Punjab Chief Minister Parkash Singh Badal termed the last week’s shoe hurling incident as a deep-rooted political conspiracy, saying the political parties must refrain from stooping too low for countering their political rivals.
Speaking to reporters here after paying tribute to Sant Harchand Singh Longowal in a function to mark his 29th martyrdom day today, the Chief Minister blamed the Aam Aadmi Party for the act.
“It is unfortunate that the Aam Aadmi Party leadership had conceived this act just to counter the growing popularity of Shiromani Akali Dal-BJP government in the state,” Badal alleged.
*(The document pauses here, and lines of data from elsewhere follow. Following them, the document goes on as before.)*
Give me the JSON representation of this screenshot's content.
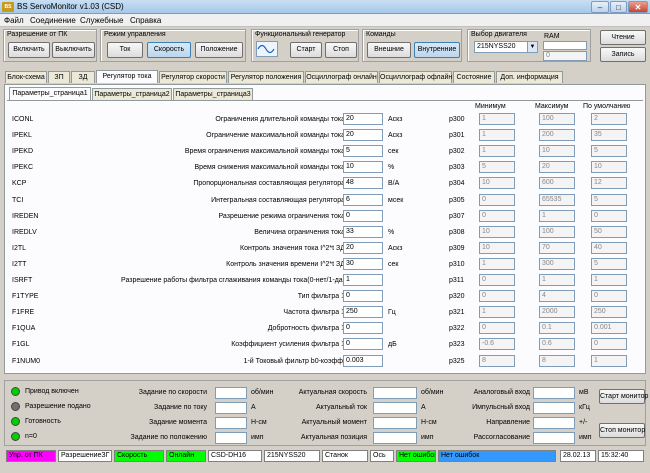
{
  "window": {
    "title": "BS ServoMonitor v1.03 (CSD)",
    "logo": "BS",
    "minimize": "–",
    "maximize": "□",
    "close": "✕"
  },
  "menu": [
    "Файл",
    "Соединение",
    "Служебные",
    "Справка"
  ],
  "toolbar": {
    "pc_group": {
      "label": "Разрешение от ПК",
      "on": "Включить",
      "off": "Выключить"
    },
    "mode_group": {
      "label": "Режим управления",
      "torque": "Ток",
      "speed": "Скорость",
      "position": "Положение"
    },
    "gen_group": {
      "label": "Функциональный генератор",
      "start": "Старт",
      "stop": "Стоп"
    },
    "cmd_group": {
      "label": "Команды",
      "external": "Внешние",
      "internal": "Внутренние"
    },
    "motor_group": {
      "label": "Выбор двигателя",
      "selected": "215NYSS20",
      "ram_label": "RAM",
      "ram_value": "",
      "ram_count": "0"
    },
    "read": "Чтение",
    "write": "Запись"
  },
  "main_tabs": [
    "Блок-схема",
    "ЗП",
    "ЗД",
    "Регулятор тока",
    "Регулятор скорости",
    "Регулятор положения",
    "Осциллограф онлайн",
    "Осциллограф офлайн",
    "Состояние",
    "Доп. информация"
  ],
  "sub_tabs": [
    "Параметры_страница1",
    "Параметры_страница2",
    "Параметры_страница3"
  ],
  "columns": {
    "min": "Минимум",
    "max": "Максимум",
    "default": "По умолчанию"
  },
  "params": [
    {
      "id": "ICONL",
      "desc": "Ограничения длительной команды тока",
      "value": "20",
      "unit": "Аскз",
      "code": "р300",
      "min": "1",
      "max": "100",
      "def": "2"
    },
    {
      "id": "IPEKL",
      "desc": "Ограничение максимальной команды тока",
      "value": "20",
      "unit": "Аскз",
      "code": "р301",
      "min": "1",
      "max": "200",
      "def": "35"
    },
    {
      "id": "IPEKD",
      "desc": "Время ограничения максимальной команды тока",
      "value": "5",
      "unit": "сек",
      "code": "р302",
      "min": "1",
      "max": "10",
      "def": "5"
    },
    {
      "id": "IPEKC",
      "desc": "Время снижения максимальной команды тока",
      "value": "10",
      "unit": "%",
      "code": "р303",
      "min": "5",
      "max": "20",
      "def": "10"
    },
    {
      "id": "KCP",
      "desc": "Пропорциональная составляющая регулятора",
      "value": "48",
      "unit": "В/А",
      "code": "р304",
      "min": "10",
      "max": "600",
      "def": "12"
    },
    {
      "id": "TCI",
      "desc": "Интегральная составляющая регулятора",
      "value": "6",
      "unit": "мсек",
      "code": "р305",
      "min": "0",
      "max": "65535",
      "def": "5"
    },
    {
      "id": "IREDEN",
      "desc": "Разрешение режима ограничения тока",
      "value": "0",
      "unit": "",
      "code": "р307",
      "min": "0",
      "max": "1",
      "def": "0"
    },
    {
      "id": "IREDLV",
      "desc": "Величина ограничения тока",
      "value": "33",
      "unit": "%",
      "code": "р308",
      "min": "10",
      "max": "100",
      "def": "50"
    },
    {
      "id": "I2TL",
      "desc": "Контроль значения тока I^2*t ЗД",
      "value": "20",
      "unit": "Аскз",
      "code": "р309",
      "min": "10",
      "max": "70",
      "def": "40"
    },
    {
      "id": "I2TT",
      "desc": "Контроль значения времени I^2*t ЗД",
      "value": "30",
      "unit": "сек",
      "code": "р310",
      "min": "1",
      "max": "300",
      "def": "5"
    },
    {
      "id": "ISRFT",
      "desc": "Разрешение работы фильтра сглаживания команды тока(0-нет/1-да)",
      "value": "1",
      "unit": "",
      "code": "р311",
      "min": "0",
      "max": "1",
      "def": "1"
    },
    {
      "id": "F1TYPE",
      "desc": "Тип фильтра 1",
      "value": "0",
      "unit": "",
      "code": "р320",
      "min": "0",
      "max": "4",
      "def": "0"
    },
    {
      "id": "F1FRE",
      "desc": "Частота фильтра 1",
      "value": "250",
      "unit": "Гц",
      "code": "р321",
      "min": "1",
      "max": "2000",
      "def": "250"
    },
    {
      "id": "F1QUA",
      "desc": "Добротность фильтра 1",
      "value": "0",
      "unit": "",
      "code": "р322",
      "min": "0",
      "max": "0.1",
      "def": "0.001"
    },
    {
      "id": "F1GL",
      "desc": "Коэффициент усиления фильтра 1",
      "value": "0",
      "unit": "дБ",
      "code": "р323",
      "min": "-0.6",
      "max": "0.6",
      "def": "0"
    },
    {
      "id": "F1NUM0",
      "desc": "1-й Токовый фильтр b0-коэфф.",
      "value": "0.003",
      "unit": "",
      "code": "р325",
      "min": "8",
      "max": "8",
      "def": "1"
    }
  ],
  "bottom": {
    "indicators": [
      {
        "label": "Привод включен",
        "color": "#00d000"
      },
      {
        "label": "Разрешение подано",
        "color": "#707070"
      },
      {
        "label": "Готовность",
        "color": "#00d000"
      },
      {
        "label": "n=0",
        "color": "#00d000"
      }
    ],
    "col1": [
      {
        "label": "Задание по скорости",
        "unit": "об/мин"
      },
      {
        "label": "Задание по току",
        "unit": "А"
      },
      {
        "label": "Задание момента",
        "unit": "Н-см"
      },
      {
        "label": "Задание по положению",
        "unit": "имп"
      }
    ],
    "col2": [
      {
        "label": "Актуальная скорость",
        "unit": "об/мин"
      },
      {
        "label": "Актуальный ток",
        "unit": "А"
      },
      {
        "label": "Актуальный момент",
        "unit": "Н-см"
      },
      {
        "label": "Актуальная позиция",
        "unit": "имп"
      }
    ],
    "col3": [
      {
        "label": "Аналоговый вход",
        "unit": "мВ"
      },
      {
        "label": "Импульсный вход",
        "unit": "кГц"
      },
      {
        "label": "Направление",
        "unit": "+/-"
      },
      {
        "label": "Рассогласование",
        "unit": "имп"
      }
    ],
    "start_monitor": "Старт монитор",
    "stop_monitor": "Стоп монитор"
  },
  "statusbar": {
    "cells": [
      "Упр. от ПК",
      "РазрешениеЗГ",
      "Скорость",
      "Онлайн",
      "CSD-DH16",
      "215NYSS20",
      "Станок",
      "Ось",
      "Нет ошибок",
      "Нет ошибок",
      "28.02.13",
      "15:32:40"
    ],
    "colors": [
      "#ff00ff",
      "#ffffff",
      "#00ff00",
      "#00ff00",
      "#ffffff",
      "#ffffff",
      "#ffffff",
      "#ffffff",
      "#00ff00",
      "#3399ff",
      "#ffffff",
      "#ffffff"
    ]
  }
}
He said the incident was a part of the “bigger conspiracy” and added the law would take its own course against the perpetrators of this crime. The main accused, Bikram, an AAP activist, had allegedly hurled the shoe towards Badal at a function in Issru town on August 15, but the footwear had not hit the Chief Minister. The accused was later put under arrest.
Earlier addressing a gathering, the Chief Minister vowed to make Punjab a leading state of the country with the proactive help of the NDA government at the Centre.
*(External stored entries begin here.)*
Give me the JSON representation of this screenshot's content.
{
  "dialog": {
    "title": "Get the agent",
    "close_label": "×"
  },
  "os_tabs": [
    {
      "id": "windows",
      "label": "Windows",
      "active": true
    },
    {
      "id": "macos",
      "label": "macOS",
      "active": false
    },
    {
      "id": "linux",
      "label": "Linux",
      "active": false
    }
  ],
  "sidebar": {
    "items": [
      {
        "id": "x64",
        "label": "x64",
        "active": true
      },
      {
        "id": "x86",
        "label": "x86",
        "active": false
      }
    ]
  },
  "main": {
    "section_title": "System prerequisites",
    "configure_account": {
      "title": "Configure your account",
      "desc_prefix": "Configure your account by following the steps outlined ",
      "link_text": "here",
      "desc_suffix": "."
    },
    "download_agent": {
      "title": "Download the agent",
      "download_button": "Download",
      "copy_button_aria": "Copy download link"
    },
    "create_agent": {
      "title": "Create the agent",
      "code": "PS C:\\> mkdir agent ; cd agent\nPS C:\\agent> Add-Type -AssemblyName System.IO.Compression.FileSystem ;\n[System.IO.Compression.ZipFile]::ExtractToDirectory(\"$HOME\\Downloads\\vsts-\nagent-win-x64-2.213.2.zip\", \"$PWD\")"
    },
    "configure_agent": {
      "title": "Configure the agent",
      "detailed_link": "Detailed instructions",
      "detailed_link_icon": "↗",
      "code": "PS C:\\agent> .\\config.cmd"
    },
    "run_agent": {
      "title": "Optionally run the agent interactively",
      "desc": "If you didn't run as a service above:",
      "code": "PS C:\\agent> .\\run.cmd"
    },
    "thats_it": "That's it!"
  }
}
“The visionary, dynamic and progressive leadership of Prime Minister Narendra Modi will help the state government in heralding a new era of unprecedented development in Punjab,” he said.
Lashing out at the Congress party, the Chief Minister, while squarely blaming it for meting out step motherly treatment to the state, said the industry and agriculture of Punjab was ruined due to “regressive policies of the Congress party during its six-decade long rule in the country”. He said that the Congress had never given any big ticket industrial project to the state during their rule and had rather “thwarted the attempt of industrialisation in the state by giving incentives to the neighbouring states”.
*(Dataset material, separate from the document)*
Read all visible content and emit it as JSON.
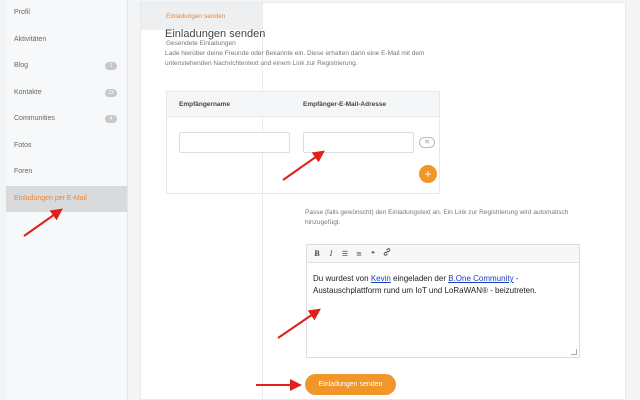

“The Punjabis could never forgive the Congress party as it has irrelevantly meddled in their social, political, economic and even the religious affairs,” Badal claimed. Earlier paying rich tributes to Sant Longowal, the Chief Minister said the real homage to this great son of soil would be to uphold the hard earned peace, amity, brotherhood and communal harmony in the state. He said though some forces which were inimical to the progress and development of the state were trying to fan the feelings of hatred and divisiveness in the state “but the state government was committed to foil any such attempt by keeping a strict vigil over the entire situation”.